Note that I can reproduce the exception with this simple code:

from datetime import datetime
from requests import Session

session = Session()

print("before get:", datetime.now())
resp = session.get(
    "https://pypi.org/simple/flit-core/",
    headers={
        "Accept": "application/vnd.pypi.simple.v1+json",
        "Cache-Control": "no-cache",
    },
    timeout=120,
)
print("after get:", datetime.now())

print(resp)
print(resp.content[-400:])
print(resp.json()["versions"])

which gives

before get: 2024-01-03 10:22:01.244619
after get: 2024-01-03 10:22:01.277003
<Response [200]>
b'g/packages/4c/8f/bed80c03f71cb3a2935882f391b53d2510c359191e5e0361650fa02d1365/flit_core-3.1.0.tar.gz","yanked":false},{"core-metadata":false,"data-dist-info-metadata":false,"filename":"flit_core-3.2.0-py3-none-any.whl","hashes":{"sha256":"6f25843e908dfc3e907b6b9ee71e3d185bcb5aebab8c3431e4e34c261e5ff1b5"},"requires-python":">=3.4","size":45693,"upload-time":"2021-03-21T21:20:19.175500Z","url":"http'
Traceback (most recent call last):
  File "/home/appuser/.local/lib/python3.9/site-packages/requests/models.py", line 960, in json
    return complexjson.loads(self.content.decode(encoding), **kwargs)
  File "/usr/local/lib/python3.9/json/__init__.py", line 346, in loads
    return _default_decoder.decode(s)
  File "/usr/local/lib/python3.9/json/decoder.py", line 337, in decode
    obj, end = self.raw_decode(s, idx=_w(s, 0).end())
  File "/usr/local/lib/python3.9/json/decoder.py", line 353, in raw_decode
    obj, end = self.scan_once(s, idx)
json.decoder.JSONDecodeError: Unterminated string starting at: line 1 column 10236 (char 10235)
During handling of the above exception, another exception occurred:
Traceback (most recent call last):
  File "/builds/fluiddyn/fluidsim/tmp_bug_unearth.py", line 20, in <module>
    print(resp.json()["versions"])
  File "/home/appuser/.local/lib/python3.9/site-packages/requests/models.py", line 968, in json
    raise RequestsJSONDecodeError(e.msg, e.doc, e.pos)
requests.exceptions.JSONDecodeError: Unterminated string starting at: line 1 column 10236 (char 10235)

Note that everything is fine with pip in the same environment (Gitlab CI).
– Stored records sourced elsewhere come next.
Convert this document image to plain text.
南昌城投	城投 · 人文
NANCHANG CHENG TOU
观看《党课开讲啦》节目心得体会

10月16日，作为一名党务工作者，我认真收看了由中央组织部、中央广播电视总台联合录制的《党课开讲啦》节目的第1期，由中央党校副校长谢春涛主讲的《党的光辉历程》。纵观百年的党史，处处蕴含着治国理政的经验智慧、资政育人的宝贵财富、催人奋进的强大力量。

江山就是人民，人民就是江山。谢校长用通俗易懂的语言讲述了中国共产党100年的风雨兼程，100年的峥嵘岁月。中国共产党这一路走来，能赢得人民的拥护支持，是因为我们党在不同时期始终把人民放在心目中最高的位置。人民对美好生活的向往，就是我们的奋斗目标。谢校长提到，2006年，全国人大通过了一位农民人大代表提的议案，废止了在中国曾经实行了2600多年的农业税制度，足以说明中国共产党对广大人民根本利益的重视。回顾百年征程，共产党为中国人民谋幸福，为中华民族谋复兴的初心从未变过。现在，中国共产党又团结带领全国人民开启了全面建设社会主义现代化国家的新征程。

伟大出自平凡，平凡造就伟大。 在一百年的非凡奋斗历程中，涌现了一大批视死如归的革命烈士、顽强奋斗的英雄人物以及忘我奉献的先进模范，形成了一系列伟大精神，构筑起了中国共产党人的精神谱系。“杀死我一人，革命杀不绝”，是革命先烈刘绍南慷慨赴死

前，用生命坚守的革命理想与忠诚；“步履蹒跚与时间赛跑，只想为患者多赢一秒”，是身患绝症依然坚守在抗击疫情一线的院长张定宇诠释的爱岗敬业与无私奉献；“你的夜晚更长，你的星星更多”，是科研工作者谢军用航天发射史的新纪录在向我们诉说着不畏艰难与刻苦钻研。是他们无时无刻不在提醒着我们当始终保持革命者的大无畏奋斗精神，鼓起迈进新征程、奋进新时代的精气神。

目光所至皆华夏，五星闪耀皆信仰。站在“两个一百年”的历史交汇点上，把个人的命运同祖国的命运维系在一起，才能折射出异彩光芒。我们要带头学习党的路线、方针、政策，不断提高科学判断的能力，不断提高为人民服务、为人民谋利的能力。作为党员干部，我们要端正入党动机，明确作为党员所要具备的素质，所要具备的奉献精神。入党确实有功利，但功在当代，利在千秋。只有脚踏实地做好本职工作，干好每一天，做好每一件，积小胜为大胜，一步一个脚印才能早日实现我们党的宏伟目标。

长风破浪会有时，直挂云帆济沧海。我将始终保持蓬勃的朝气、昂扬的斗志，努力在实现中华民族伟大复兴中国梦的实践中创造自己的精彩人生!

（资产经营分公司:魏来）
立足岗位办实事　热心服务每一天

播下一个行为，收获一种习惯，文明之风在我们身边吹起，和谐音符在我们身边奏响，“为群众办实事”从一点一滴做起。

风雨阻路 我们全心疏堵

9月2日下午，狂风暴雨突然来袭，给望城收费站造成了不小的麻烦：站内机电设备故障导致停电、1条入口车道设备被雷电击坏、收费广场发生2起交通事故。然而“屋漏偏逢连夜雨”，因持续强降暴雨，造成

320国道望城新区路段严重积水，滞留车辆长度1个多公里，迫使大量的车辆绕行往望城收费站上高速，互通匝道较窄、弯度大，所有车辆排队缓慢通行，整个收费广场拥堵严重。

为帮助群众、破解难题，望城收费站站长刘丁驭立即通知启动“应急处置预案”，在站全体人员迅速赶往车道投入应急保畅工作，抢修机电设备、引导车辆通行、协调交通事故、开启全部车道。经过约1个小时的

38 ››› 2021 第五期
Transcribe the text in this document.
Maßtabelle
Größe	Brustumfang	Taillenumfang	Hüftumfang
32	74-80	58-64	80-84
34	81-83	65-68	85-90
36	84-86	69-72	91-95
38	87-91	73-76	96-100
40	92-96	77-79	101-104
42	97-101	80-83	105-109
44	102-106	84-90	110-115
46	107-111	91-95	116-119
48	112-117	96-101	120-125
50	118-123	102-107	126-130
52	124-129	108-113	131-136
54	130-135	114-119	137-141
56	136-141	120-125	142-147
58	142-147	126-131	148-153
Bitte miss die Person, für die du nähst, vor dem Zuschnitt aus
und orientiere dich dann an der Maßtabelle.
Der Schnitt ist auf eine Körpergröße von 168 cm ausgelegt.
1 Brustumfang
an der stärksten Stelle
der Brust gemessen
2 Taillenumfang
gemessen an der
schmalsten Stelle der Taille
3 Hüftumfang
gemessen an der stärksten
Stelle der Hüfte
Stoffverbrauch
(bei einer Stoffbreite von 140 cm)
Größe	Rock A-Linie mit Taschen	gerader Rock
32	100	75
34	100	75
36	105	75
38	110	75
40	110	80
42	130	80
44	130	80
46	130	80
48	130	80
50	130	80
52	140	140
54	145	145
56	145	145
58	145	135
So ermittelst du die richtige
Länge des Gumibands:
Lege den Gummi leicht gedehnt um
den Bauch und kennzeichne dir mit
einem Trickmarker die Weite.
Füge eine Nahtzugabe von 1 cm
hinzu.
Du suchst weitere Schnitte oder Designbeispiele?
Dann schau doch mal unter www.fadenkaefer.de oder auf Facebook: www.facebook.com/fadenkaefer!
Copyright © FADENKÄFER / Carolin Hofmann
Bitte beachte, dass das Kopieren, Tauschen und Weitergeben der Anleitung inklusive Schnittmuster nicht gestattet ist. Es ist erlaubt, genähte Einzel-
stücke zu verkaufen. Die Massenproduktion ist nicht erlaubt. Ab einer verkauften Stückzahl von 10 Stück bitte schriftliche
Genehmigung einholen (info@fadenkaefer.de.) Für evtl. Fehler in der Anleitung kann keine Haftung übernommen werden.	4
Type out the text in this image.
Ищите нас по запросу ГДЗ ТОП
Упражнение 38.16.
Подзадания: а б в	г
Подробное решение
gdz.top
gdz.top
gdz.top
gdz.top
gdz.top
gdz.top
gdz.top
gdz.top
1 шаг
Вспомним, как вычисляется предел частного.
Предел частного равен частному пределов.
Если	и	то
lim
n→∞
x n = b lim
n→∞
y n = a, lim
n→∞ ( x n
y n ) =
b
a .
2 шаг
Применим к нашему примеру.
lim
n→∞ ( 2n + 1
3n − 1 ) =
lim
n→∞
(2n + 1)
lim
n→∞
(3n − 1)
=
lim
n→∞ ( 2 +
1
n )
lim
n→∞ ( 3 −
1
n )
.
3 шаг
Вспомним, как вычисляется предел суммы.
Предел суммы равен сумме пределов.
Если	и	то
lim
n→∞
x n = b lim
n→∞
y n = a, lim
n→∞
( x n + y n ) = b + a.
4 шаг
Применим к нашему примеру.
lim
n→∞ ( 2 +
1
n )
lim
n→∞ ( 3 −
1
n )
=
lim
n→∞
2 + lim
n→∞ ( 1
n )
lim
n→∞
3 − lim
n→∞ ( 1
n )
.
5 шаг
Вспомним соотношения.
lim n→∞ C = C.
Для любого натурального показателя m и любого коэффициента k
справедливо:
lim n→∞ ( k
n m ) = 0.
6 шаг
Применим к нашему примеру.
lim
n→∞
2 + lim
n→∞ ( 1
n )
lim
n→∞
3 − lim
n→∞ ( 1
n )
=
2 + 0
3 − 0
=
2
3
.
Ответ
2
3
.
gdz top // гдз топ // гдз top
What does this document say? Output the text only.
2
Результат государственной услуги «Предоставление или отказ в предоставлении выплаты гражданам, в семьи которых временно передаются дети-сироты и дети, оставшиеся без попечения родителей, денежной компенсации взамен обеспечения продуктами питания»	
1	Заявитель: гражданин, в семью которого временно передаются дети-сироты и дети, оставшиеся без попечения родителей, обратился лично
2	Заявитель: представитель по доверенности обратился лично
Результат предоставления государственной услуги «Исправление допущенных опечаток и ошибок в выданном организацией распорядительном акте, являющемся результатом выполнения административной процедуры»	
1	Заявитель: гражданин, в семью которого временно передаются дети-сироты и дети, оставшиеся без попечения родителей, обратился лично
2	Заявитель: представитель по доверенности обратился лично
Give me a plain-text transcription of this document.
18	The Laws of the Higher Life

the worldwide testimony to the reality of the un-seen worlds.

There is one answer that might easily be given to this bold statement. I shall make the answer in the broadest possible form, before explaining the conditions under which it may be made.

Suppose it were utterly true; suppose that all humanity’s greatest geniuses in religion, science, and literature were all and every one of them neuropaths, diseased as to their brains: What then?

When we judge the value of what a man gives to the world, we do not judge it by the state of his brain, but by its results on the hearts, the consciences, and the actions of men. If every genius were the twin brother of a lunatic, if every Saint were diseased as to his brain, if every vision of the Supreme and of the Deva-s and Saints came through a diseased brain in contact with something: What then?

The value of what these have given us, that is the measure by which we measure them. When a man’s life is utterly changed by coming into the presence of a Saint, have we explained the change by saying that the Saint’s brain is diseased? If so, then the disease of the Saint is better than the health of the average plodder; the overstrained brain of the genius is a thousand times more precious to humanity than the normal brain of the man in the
In particular pip index versions flit-core prints the correct data.

frostming commented 10 months ago

print(resp.content[-400:])

Did this line play an important role in reproducing the issue?

paugier commented 10 months ago

Did this line play an important role in reproducing the issue?

No. This line was only to visualize what happens, i.e. the response is truncated.

frostming commented 10 months ago

No. This line was only to visualize what happens, i.e. the response is truncated.

If requests itself can reproduce this, why not asking it there? I don't think there is any behavior of requests that can be tweaked via arguments to bypass this.